Survival of the Sickest

Well here we have a review of a book I read over a year ago.  Not exactly ideal, but I really liked the book so I wanted to make sure it finally got mentioned.


From Publisher’s Weekly:

Moalem, a medical student with a Ph.D. in neurogenetics, asks a number of provocative questions, such as why debilitating hereditary diseases persist in humans and why we suffer from the consequences of aging. His approach to these questions is solidly rooted in evolutionary theory, and he capably demonstrates that each disease confers a selective advantage to individuals who carry either one or two alleles for inherited diseases . . . Whether he is discussing hemochromatosis (a disorder that causes massive amounts of iron to accumulate in individuals), diabetes or sickle cell anemia, his conclusion is always the same: each condition offers enough positive evolutionary advantages to offset the negative consequences, and this message is repeated over and over.

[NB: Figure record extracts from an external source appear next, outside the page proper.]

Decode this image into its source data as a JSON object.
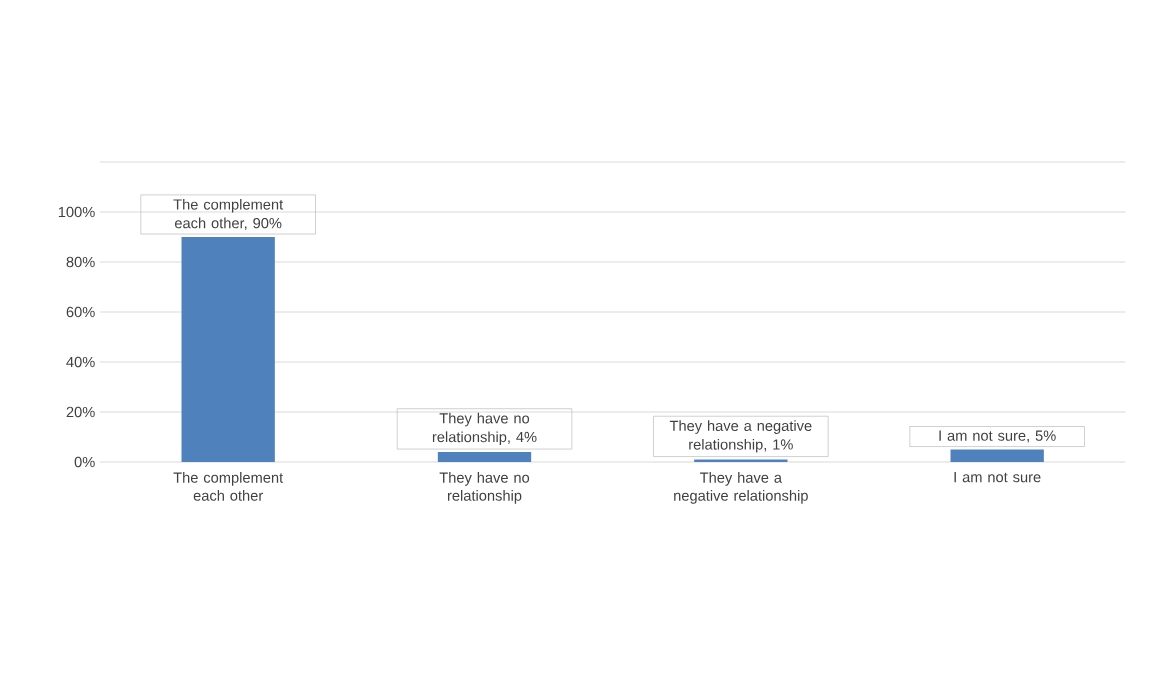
{
  "chart_data": {
    "type": "bar",
    "categories": [
      "The complement each other",
      "They have no relationship",
      "They have a negative relationship",
      "I am not sure"
    ],
    "values": [
      90,
      4,
      1,
      5
    ],
    "value_labels": [
      "The complement each other, 90%",
      "They have no relationship, 4%",
      "They have a negative relationship, 1%",
      "I am not sure, 5%"
    ],
    "color": "#4f81bd",
    "ylim": [
      0,
      120
    ],
    "yticks": [
      {
        "value": 0,
        "label": "0%"
      },
      {
        "value": 20,
        "label": "20%"
      },
      {
        "value": 40,
        "label": "40%"
      },
      {
        "value": 60,
        "label": "60%"
      },
      {
        "value": 80,
        "label": "80%"
      },
      {
        "value": 100,
        "label": "100%"
      },
      {
        "value": 120,
        "label": null
      }
    ],
    "grid": "y"
  }
}
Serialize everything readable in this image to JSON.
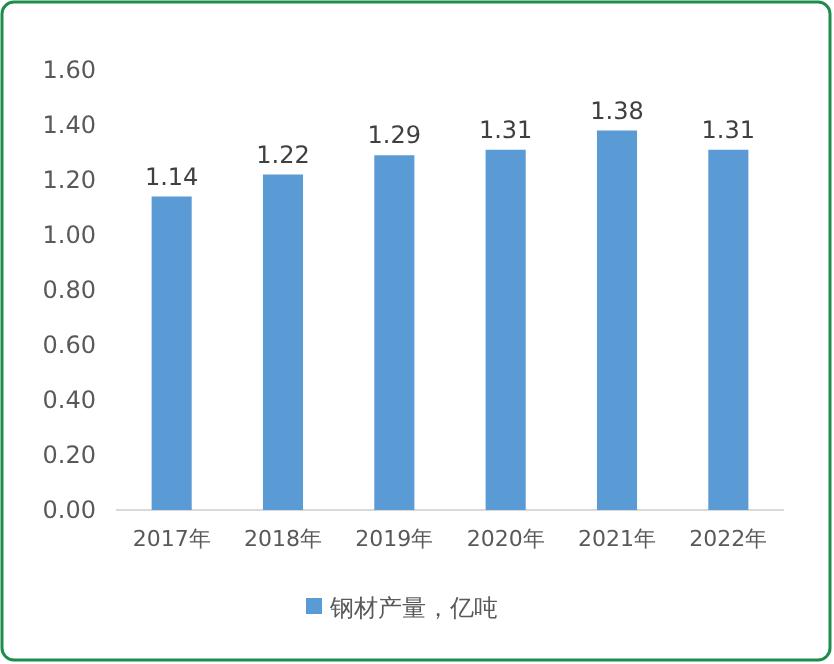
{
  "chart_data": {
    "type": "bar",
    "categories": [
      "2017年",
      "2018年",
      "2019年",
      "2020年",
      "2021年",
      "2022年"
    ],
    "series": [
      {
        "name": "钢材产量，亿吨",
        "color": "#5b9bd5",
        "values": [
          1.14,
          1.22,
          1.29,
          1.31,
          1.38,
          1.31
        ]
      }
    ],
    "ylim": [
      0,
      1.6
    ],
    "yticks": [
      {
        "value": 0,
        "label": "0.00"
      },
      {
        "value": 0.2,
        "label": "0.20"
      },
      {
        "value": 0.4,
        "label": "0.40"
      },
      {
        "value": 0.6,
        "label": "0.60"
      },
      {
        "value": 0.8,
        "label": "0.80"
      },
      {
        "value": 1.0,
        "label": "1.00"
      },
      {
        "value": 1.2,
        "label": "1.20"
      },
      {
        "value": 1.4,
        "label": "1.40"
      },
      {
        "value": 1.6,
        "label": "1.60"
      }
    ],
    "data_labels": true,
    "legend": "bottom",
    "grid": false
  }
}
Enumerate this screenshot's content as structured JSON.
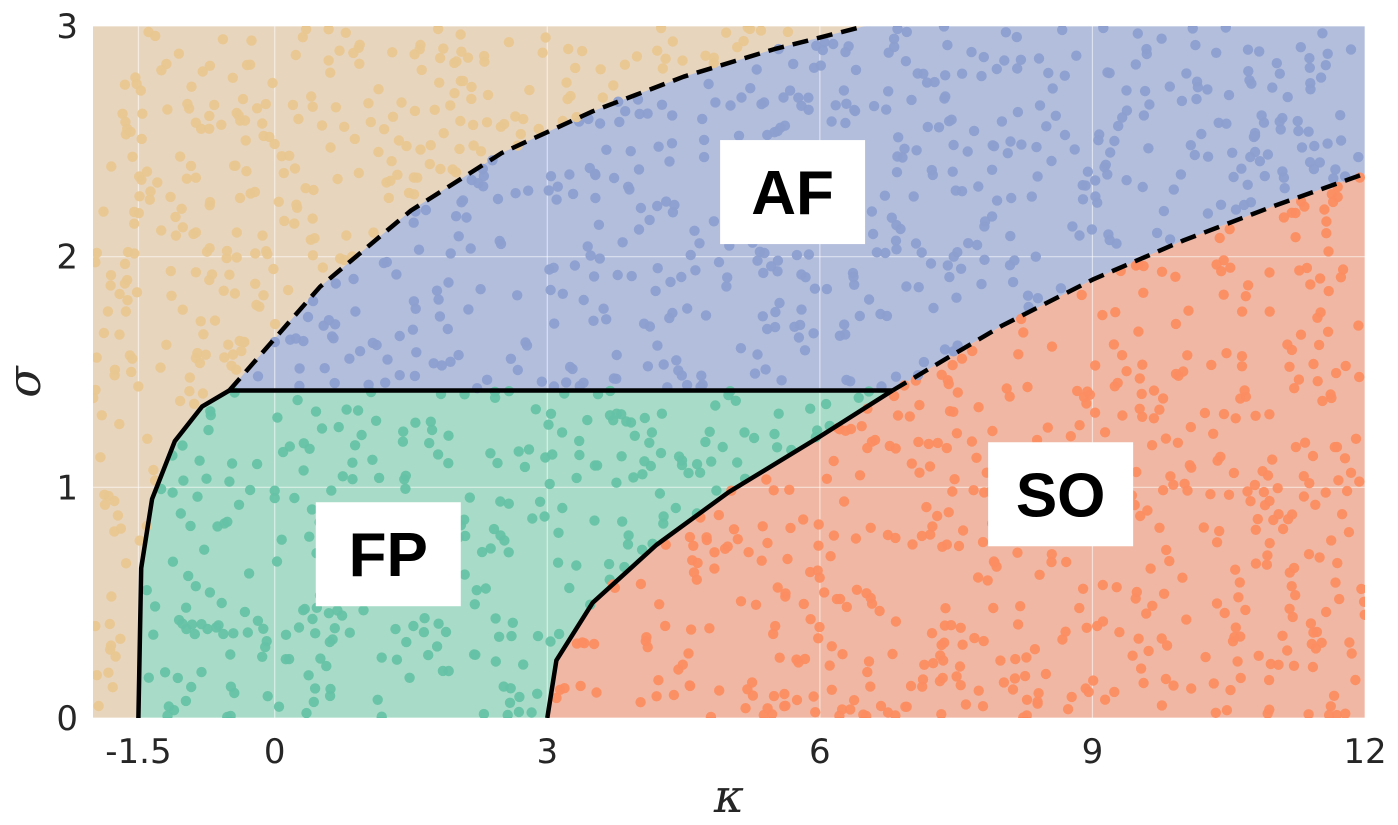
{
  "chart_data": {
    "type": "scatter",
    "title": "",
    "xlabel": "κ",
    "ylabel": "σ",
    "xlim": [
      -2,
      12
    ],
    "ylim": [
      0,
      3
    ],
    "grid": true,
    "x_ticks": [
      {
        "value": -1.5,
        "label": "-1.5"
      },
      {
        "value": 0,
        "label": "0"
      },
      {
        "value": 3,
        "label": "3"
      },
      {
        "value": 6,
        "label": "6"
      },
      {
        "value": 9,
        "label": "9"
      },
      {
        "value": 12,
        "label": "12"
      }
    ],
    "y_ticks": [
      {
        "value": 0,
        "label": "0"
      },
      {
        "value": 1,
        "label": "1"
      },
      {
        "value": 2,
        "label": "2"
      },
      {
        "value": 3,
        "label": "3"
      }
    ],
    "regions": [
      {
        "label": "",
        "color": "#e8d5bd",
        "point_color": "#e9c790"
      },
      {
        "label": "AF",
        "color": "#b3bedd",
        "point_color": "#8d9fcf",
        "label_pos": [
          5.7,
          2.28
        ]
      },
      {
        "label": "FP",
        "color": "#a8dcc8",
        "point_color": "#66c2a5",
        "label_pos": [
          1.25,
          0.71
        ]
      },
      {
        "label": "SO",
        "color": "#f0b8a4",
        "point_color": "#fc8d62",
        "label_pos": [
          8.65,
          0.97
        ]
      }
    ],
    "boundaries": [
      {
        "name": "upper-dashed",
        "style": "dashed",
        "x": [
          -0.5,
          0.5,
          1.5,
          2.5,
          3.5,
          4.5,
          5.5,
          6.5
        ],
        "y": [
          1.42,
          1.87,
          2.2,
          2.45,
          2.63,
          2.78,
          2.9,
          3.0
        ]
      },
      {
        "name": "lower-dashed",
        "style": "dashed",
        "x": [
          6.8,
          8.0,
          9.0,
          10.0,
          11.0,
          12.0
        ],
        "y": [
          1.42,
          1.7,
          1.9,
          2.07,
          2.22,
          2.36
        ]
      },
      {
        "name": "left-solid",
        "style": "solid",
        "x": [
          -1.5,
          -1.47,
          -1.35,
          -1.1,
          -0.8,
          -0.5
        ],
        "y": [
          0.0,
          0.65,
          0.95,
          1.2,
          1.35,
          1.42
        ]
      },
      {
        "name": "horizontal-solid",
        "style": "solid",
        "x": [
          -0.5,
          6.8
        ],
        "y": [
          1.42,
          1.42
        ]
      },
      {
        "name": "lower-solid",
        "style": "solid",
        "x": [
          3.0,
          3.1,
          3.5,
          4.2,
          5.0,
          6.0,
          6.8
        ],
        "y": [
          0.0,
          0.25,
          0.5,
          0.75,
          0.98,
          1.22,
          1.42
        ]
      }
    ]
  }
}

I like medicine (obviously), and this book had an interesting premise, so it immediately appealed to me.  Why would many common diseases and disorders evolve and continue to propagate in our gene pool?  This book postulates that these often deadly diseases, such as diabetes and high cholesterol, provided the afflicted with protection at some point in our evolutionary history.  For example, many know that sickle-cell trait, common in tropical regions, confers some protection against malaria.

This is an easy book to read; it is written for the medical novice.  Moalem also has a bit of humor, which keeps the book from becoming too heavy.  A couple times I thought he was stretching a bit too far on the connections, but each topic is thoroughly explained without being dry.  A good read for anyone with an interest in genetics and evolutionary biology!  Fun, fascinating, and fast to read.